Alexandre Navarro revela que a pesquisa seguiu uma ação metodológica que permitisse uma sistematização de dados que possibilitasse a interpretação do significado do passado humano a partir da cultura material. “Dessa forma pudemos identificar as semelhanças e diferenças do registro arqueológico de cada sítio, bem com seus contextos específicos”. Ele conta que, considerando-se as peculiaridades de cada espaço, os pesquisadores puderam construir a proposta de ocupação humana, inclusive em uma esfera macrorregional.

A carta arqueológica, diz o pesquisador, fornece um catálogo de sítios que, inventariados, funcionam como base de dados para a elaboração de pesquisas pontuais.

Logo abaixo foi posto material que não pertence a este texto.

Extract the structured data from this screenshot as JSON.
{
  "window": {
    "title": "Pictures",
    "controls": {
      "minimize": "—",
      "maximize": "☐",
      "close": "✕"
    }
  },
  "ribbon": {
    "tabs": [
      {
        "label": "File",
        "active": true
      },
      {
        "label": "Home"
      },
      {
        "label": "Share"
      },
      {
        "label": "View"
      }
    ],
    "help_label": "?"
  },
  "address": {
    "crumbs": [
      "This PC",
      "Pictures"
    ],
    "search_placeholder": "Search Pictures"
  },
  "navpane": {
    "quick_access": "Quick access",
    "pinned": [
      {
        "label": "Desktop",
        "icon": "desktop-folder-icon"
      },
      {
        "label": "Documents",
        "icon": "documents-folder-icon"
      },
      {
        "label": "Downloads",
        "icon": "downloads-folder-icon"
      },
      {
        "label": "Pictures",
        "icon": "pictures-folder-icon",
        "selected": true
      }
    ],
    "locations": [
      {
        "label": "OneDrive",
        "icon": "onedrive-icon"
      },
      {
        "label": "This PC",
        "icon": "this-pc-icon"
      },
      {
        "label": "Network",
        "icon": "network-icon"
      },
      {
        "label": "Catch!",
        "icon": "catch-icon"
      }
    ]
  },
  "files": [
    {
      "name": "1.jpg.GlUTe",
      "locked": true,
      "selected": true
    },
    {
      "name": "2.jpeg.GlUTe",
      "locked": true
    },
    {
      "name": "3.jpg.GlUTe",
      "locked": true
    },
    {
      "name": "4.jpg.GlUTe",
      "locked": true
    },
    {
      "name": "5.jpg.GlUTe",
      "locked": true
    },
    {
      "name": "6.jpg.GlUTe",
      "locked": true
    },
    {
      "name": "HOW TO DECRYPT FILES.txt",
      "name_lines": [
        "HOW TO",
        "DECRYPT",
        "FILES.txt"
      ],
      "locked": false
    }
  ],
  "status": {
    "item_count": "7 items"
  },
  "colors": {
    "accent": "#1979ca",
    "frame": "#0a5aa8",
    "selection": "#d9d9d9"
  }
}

Ele conta que os pesquisadores conseguiram identificar muitas das 27 aldeias da ilha com relação ao nome. “A nossa pesquisa mostrou que D’Abbeville se preocupou realmente em localizar as grandes aldeias da ilha. Se suas descrições sobre os sítios são verdadeiras, é muito provável que as demais descrições que ele fez dos índios também o são. É preciso que esta pesquisa continue. Há muito que se descobrir ainda”, diz. “Comparamos a denominação das antigas aldeias com os nomes dos bairros atuais. Falta ir aos locais e reconhecê-las. Além disso, algumas delas estão enterradas sob o asfalto por conta do crescimento das cidades da ilha. Mas muitas continuam lá”, acrescenta.

Outro fato descoberto sobre a ocupação é que os tupi-guaranis habitaram uma região bastante extensa do território brasileiro, indo desde o sul do Rio Grande do Sul, pelo litoral, até o Nordeste chegando ao sul da Amazônia. “Também se fixaram na região do Pantanal, em alguns locais do sertão, o Paraguai e a Bolívia. Eles davam preferência a regiões tropicais e subtropicais, em locais próximos às matas ciliares devido à fertilidade do solo e das áreas de rios navegáveis, visto utilizarem o transporte por canoas”, conta Alexandre Navarro.

Ramificação

Outra proposta da pesquisa, segundo Navarro, foi introduzir uma linha de investigação em Arqueologia no curso de História da Universidade Federal do Maranhão (UFMA). “Conseguimos implantar na área de Cultura Material”, conta, satisfeito, o professor.

O projeto também fez um estudo sobre o que foi identificado como comércio de longa distância e circulação de bens de prestígio entre as sociedades. Navarro revela que, por meio das crônicas pesquisadas, foram identificados vários objetos que eram trocados pelos tupi-guaranis, como é o caso das pedras verdes, muito escassas no Maranhão, e que eram comercializadas por serem considerados objetos de prestígio. “Outro produto importado eram algumas conchas, que também tinham simbolismos importantes, como a fertilidade, e eram trazidos da costa do Pará, por exemplo”, revela.

Sobre os bens de prestígio, Navarro explica que se trata de objetos usados pela elite, pelos chefes indígenas e que tinham um simbolismo importante entre eles, “ou seja, eram identificados coletivamente entre todas as sociedades e as pessoas, ao reconhecê-los, imediatamente sabiam que seus portadores eram pessoas importantes, alguém de destaque na sociedade”. Um dos bens de prestígios mais importantes entre os tupi-guaranis, era o tembetá, um objeto feito de pedra verde (geralmente uma nefrita, parente do jade) que era polido e colocado abaixo dos lábios nos homens, indicando masculinidade e poder. “Este tipo de material é muito difícil de ser encontrado nas escavações pelo fato de estarem restritos às elites, mas as crônicas mencionam trocas realizadas entre as diversas aldeias. Artefatos de luxo também foram comercializados, o que indica certa complexidade social”, finaliza Alexandre Navarro.